Phenotypes of cep1, cep2, and cep3 mutants at the restrictive temperature. (A to C) Wild-type, cep1-1, cep2-12, and cep3-16 cells were grown to early log phase at 32°C and transferred at 18°C, and samples were taken for analysis every 1.5 h as described in the text. When shifted to the cold, cells from wild-type and cep mutants stopped dividing (A), but after 4.5 h, growth resumed, and a wave of mitosis was observed. Unlike the wild-type control, cep mutant cells divided only once at 18°C (B) and lost viability (C). (D) Cytological analysis by DAPI (red, pseudocolor) and antitubulin staining (green). Row 1 shows that early mitotic cells (spindle length < 5 μm) were first observed 4.5 h after transfer at 18°C. Rows 2 and 3 show that wild-type cells proceeded normally through mitosis (leftmost panels) but that all three cep mutants experienced defective chromosome segregation. After 6 h (row 2), about 50% of anaphase cells displayed lagging and/or aberrantly segregated chromosomes, and later (9 h [row 3]) abnormal telophase and septated cells were observed. After 12 h (row 4), cep1 and cep2 mutants eventually arrested as interphase-like cells while cep3-16 cells attempted a second mitosis but arrested as metaphase-like cells (rightmost panel). (E) Centromere FISH analysis of anaphase cells.
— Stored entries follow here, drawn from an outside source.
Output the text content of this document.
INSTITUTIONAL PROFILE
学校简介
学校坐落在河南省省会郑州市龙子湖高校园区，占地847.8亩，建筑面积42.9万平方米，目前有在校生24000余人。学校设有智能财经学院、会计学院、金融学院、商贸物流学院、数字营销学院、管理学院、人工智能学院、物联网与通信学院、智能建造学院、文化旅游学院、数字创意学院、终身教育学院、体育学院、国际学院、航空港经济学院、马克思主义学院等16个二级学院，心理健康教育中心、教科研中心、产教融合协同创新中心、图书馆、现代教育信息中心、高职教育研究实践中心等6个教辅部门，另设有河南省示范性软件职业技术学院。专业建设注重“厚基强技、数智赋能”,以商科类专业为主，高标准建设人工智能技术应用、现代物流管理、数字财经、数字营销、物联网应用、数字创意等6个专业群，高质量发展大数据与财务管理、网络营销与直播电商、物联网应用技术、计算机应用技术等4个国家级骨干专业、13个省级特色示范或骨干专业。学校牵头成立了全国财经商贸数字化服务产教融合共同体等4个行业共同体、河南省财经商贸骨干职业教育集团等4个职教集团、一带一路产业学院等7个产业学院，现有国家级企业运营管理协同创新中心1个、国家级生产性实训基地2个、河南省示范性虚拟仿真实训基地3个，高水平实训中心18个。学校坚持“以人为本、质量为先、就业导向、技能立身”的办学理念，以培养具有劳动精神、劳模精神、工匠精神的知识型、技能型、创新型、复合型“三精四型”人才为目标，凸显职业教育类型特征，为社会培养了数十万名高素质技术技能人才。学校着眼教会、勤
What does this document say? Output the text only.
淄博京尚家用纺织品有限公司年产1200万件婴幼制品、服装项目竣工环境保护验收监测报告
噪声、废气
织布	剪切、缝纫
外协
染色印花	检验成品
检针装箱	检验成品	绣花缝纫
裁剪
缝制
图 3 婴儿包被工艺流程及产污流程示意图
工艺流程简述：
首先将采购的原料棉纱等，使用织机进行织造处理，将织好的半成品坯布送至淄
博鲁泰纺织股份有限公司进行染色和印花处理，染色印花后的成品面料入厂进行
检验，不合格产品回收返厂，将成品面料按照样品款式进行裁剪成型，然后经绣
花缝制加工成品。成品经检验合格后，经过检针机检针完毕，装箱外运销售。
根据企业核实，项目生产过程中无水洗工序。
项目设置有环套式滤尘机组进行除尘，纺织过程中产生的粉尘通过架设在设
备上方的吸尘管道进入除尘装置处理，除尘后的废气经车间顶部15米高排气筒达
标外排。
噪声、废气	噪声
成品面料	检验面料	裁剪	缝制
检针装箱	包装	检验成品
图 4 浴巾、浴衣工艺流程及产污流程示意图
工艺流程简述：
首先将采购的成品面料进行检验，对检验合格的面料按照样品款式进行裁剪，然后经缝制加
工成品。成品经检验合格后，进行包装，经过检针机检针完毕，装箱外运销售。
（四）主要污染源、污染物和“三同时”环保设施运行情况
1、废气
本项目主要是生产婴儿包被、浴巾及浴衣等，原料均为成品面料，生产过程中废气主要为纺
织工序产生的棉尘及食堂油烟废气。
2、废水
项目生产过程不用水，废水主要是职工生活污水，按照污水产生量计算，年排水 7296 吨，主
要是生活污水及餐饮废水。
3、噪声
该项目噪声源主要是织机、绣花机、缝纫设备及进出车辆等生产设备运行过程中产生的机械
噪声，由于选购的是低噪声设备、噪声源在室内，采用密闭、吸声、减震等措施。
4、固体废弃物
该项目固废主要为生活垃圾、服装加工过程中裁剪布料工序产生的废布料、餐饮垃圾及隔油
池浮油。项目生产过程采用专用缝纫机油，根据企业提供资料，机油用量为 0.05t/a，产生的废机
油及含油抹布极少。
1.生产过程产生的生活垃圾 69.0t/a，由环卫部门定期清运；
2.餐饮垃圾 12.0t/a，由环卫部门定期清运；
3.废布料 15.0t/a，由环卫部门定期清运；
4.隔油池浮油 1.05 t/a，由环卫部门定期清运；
The leftmost panel shows a wild-type cell with the centromeres (red signal) separated at both ends of the anaphase spindle (green). In most cases, the FISH signals in cep mutant cells were clustered at only one pole or in the midzone of the anaphase spindle, indicating a defect in sister chromatid separation. (F) rDNA FISH analysis of anaphase cells showing the absence of separation of chromosome III sister chromatids in cep mutants. Bars, 5 μm.

FIG. 5

Western blot detection of HA-tagged Cep1 and Cep1^cs proteins. Equal amounts of total proteins from the indicated strains were loaded in the lanes. The blot was probed with monoclonal anti-HA antibody.

FIG. 6

Cellular localization of Cep1. Cells from strain FY1521 (cep1⁺-HA) were grown to early log phase and then fixed and stained with anti-HA (red), antitubulin (green), and DAPI (blue). (A) Montage showing the localization of Cep1 through the cell cycle. For each cell, the corresponding panels are placed one below the other. From left to right, an example is shown of cells at various stages of the cell cycle from interphase to cytokinesis. (B) Anti-HA signal alone. Bar, 5 μm.